Animals which were administered the vehicle or the positive control substances cyclophosphamide or vincristine did not show any clinical signs of toxicity.

The administration of the test substance led to evident signs of toxicity.

The negative controls gave frequencies of micronucleated polychromatic erythrocytes within the historical control range.
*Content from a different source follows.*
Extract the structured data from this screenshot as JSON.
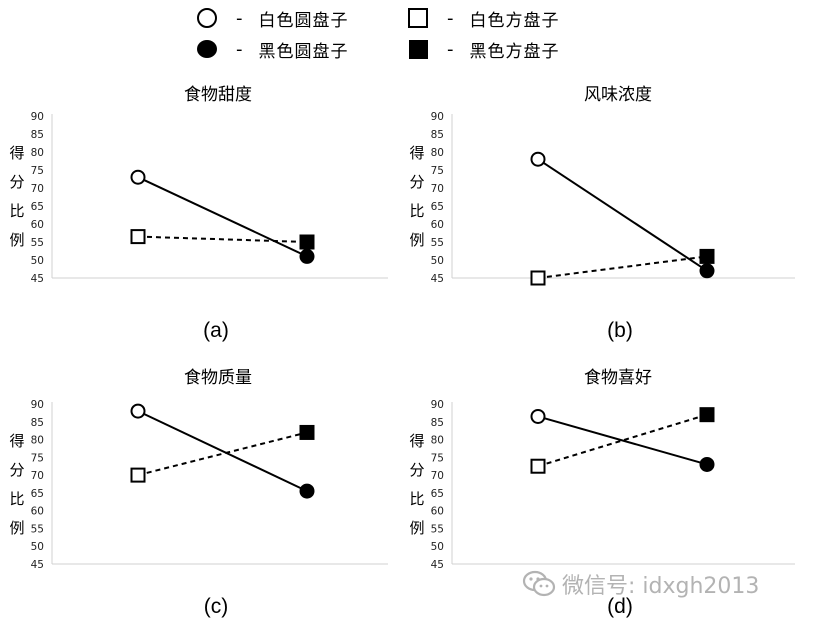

Both of the positive controls chemicals led to the expected increase in the number of polychromatic erythrocytes containing small or large micronuclei.

According to the results of the present study, the single oral administration of N-Ethyl-2-pyrrolidon did not lead to any increase in the number of polychromatic erythrocytes containing either small or large micronuclei. The rate of micronuclei was always close to the

range of the concurrent negative control in all dose groups and at all sacrifice intervals and well within the range of the historical control data.

No inhibition of erythropoiesis determined from the ratio of polychromatic to normochromatic erythrocytes was detected.

Conclusions:
Interpretation of results (migrated information): negative
Endpoint conclusion
Endpoint conclusion:
no adverse effect observed (negative)

Additional information

Justification for classification or non-classification

Classification is not warranted according to the criteria of EU Classification, Labeling and Packaging of Substances and Mixtures (CLP) Regulation (EC) No. 1272/2008.